Wednesday, May 2, 2018

     "They spent their lives in misery, they died in misery."  So remarked an observer of what he called the "forgotten dead of Haiti."  By the "forgotten dead," this person was thinking about the vast numbers of Haitians who, whether it be succumbing to AIDS or other diseases; enduring aching poverty; or trying desperately and without success to put their lives back together after a series of natural disasters in the country:  people who die without a trace.  No one attends to them, no one helps them, no one remembers them.  They came into this world in obscurity, lived without notice, and died absent of any remembrance.  It is as if they had never really lived.

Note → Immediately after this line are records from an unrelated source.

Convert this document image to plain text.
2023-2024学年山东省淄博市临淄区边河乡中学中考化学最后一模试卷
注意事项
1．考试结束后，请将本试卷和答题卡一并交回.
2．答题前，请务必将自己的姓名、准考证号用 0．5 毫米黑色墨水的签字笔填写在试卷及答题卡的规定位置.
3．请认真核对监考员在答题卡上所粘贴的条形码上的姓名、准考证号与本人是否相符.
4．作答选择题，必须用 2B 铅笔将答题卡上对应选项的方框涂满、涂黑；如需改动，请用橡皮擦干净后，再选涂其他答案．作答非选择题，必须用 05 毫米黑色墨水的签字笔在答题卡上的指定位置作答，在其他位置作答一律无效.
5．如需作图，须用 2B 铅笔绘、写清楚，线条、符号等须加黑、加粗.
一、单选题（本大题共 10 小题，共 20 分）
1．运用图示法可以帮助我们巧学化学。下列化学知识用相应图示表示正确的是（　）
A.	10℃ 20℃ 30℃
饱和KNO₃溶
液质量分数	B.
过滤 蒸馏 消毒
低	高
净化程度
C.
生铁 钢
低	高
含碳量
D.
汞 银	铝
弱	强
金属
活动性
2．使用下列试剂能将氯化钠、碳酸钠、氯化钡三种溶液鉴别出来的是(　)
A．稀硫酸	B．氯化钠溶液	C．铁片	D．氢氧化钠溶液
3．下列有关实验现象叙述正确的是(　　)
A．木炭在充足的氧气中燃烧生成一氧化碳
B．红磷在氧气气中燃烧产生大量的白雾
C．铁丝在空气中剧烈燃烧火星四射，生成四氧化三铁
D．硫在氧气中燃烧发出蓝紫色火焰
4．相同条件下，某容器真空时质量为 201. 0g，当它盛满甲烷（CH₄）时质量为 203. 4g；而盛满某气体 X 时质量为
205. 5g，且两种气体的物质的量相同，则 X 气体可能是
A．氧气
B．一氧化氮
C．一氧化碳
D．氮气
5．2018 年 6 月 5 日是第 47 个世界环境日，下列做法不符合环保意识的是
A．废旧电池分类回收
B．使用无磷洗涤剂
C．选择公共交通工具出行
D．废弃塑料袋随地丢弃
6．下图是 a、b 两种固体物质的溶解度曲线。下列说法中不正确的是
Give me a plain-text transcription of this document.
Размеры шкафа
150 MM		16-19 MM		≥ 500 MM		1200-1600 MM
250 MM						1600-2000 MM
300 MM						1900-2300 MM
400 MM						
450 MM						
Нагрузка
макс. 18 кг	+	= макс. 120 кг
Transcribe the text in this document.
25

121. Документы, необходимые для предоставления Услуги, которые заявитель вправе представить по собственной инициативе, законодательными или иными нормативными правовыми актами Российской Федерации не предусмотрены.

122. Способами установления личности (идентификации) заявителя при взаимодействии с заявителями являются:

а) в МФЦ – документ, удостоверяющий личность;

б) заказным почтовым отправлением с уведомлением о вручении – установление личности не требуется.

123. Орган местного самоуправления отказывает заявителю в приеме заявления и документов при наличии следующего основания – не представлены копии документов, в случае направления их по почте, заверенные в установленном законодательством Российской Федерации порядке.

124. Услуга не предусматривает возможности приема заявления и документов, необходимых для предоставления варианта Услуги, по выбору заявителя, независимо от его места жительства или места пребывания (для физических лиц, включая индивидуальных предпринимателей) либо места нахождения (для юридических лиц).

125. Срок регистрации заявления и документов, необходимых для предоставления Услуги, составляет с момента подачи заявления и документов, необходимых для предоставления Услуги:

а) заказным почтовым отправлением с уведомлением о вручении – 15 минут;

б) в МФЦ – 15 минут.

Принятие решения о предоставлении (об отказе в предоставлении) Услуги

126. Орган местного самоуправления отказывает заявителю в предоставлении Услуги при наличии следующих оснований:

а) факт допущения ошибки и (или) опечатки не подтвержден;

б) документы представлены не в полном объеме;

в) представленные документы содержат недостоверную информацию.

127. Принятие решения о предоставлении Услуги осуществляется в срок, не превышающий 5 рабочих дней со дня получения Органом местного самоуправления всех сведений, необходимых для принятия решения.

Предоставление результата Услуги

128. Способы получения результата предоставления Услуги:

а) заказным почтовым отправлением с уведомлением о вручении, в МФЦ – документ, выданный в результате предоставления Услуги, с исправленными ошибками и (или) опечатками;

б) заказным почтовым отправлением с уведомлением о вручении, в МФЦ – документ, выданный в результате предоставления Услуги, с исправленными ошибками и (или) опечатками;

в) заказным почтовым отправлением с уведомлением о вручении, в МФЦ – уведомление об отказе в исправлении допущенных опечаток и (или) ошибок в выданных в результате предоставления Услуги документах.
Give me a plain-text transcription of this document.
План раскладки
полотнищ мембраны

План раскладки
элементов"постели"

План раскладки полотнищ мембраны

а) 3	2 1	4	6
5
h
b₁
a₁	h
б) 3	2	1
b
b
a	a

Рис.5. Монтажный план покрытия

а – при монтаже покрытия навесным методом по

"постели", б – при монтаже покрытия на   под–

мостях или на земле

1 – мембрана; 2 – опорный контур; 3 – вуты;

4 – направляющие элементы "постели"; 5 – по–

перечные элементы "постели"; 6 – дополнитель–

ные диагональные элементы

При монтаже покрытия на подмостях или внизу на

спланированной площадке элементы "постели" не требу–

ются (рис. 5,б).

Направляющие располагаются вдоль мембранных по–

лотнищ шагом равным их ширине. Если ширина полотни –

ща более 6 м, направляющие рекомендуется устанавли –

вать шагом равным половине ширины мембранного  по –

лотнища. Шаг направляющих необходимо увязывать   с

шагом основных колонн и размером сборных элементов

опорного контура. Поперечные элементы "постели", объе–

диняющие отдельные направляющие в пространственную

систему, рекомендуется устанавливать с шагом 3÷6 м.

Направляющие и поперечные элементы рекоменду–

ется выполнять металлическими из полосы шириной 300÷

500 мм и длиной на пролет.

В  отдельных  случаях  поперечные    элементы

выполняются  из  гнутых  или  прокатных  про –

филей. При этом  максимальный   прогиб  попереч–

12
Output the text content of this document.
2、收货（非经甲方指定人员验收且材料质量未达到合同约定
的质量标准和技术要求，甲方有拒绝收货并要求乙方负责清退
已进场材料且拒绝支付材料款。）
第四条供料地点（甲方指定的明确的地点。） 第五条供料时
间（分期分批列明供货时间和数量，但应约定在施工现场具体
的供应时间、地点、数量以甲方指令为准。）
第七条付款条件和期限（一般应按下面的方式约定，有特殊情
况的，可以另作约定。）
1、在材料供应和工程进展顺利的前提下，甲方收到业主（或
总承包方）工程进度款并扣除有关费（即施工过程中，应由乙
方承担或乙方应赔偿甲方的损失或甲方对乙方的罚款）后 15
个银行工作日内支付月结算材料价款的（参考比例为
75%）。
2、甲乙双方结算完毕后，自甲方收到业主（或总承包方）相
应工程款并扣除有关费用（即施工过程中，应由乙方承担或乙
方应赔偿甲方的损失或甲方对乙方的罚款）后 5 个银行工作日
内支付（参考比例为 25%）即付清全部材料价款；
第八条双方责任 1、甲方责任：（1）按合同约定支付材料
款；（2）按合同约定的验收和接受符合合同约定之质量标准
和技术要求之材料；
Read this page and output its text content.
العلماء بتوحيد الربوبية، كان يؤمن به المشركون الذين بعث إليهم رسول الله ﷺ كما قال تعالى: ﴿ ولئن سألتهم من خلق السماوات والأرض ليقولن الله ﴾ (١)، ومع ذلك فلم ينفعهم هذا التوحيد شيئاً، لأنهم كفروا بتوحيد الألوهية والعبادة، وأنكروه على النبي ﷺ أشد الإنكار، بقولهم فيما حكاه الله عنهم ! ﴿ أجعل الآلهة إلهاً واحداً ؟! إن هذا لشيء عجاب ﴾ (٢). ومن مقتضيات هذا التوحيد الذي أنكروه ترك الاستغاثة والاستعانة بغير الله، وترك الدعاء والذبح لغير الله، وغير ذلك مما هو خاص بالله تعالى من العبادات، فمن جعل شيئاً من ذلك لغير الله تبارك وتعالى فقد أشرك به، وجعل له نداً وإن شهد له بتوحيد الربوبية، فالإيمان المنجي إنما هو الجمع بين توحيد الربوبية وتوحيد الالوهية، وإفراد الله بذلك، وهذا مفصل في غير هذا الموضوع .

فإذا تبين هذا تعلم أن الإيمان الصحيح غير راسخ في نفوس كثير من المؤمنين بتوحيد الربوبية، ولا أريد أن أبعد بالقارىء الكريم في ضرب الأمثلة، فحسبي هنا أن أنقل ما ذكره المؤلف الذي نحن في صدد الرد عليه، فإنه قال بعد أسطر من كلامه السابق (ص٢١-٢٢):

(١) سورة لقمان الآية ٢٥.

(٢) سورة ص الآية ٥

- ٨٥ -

     Some years ago, my son spent a summer volunteering at Mother Teresa's House for the Poor in Kolkata, India.  Each day, he accompanied staff as they traveled through the streets of the teeming city, looking for people near death, people abandoned, people whose passing would not cause anyone to blink an eye.  With the staff, he brought these people to the House.  There, they tended to their wounds, bathed them, gave them clean clothes, and laid them in a bed with fresh sheets.  Then they kept vigil with them, waiting with them, holding their hand as their lives slipped away into their eternal destiny.
     These people then died, so the staff hoped, feeling loved.  I cannot explain why some of us are born into pleasant circumstances and others not.  I cannot explain why some people die being loved deeply and others not.  And I cannot explain why the world is full of such aching disparity and God seems to be doing nothing about it.
     What I can explain, however, is that because we are beings created in the image of God, we can love.  We can love ourselves, we can love each other.  And we can love the planet.
     God seems frightfully distant at times, yes, but we can make our love, his love in us, his love that is rooted in his creation of us, constantly present.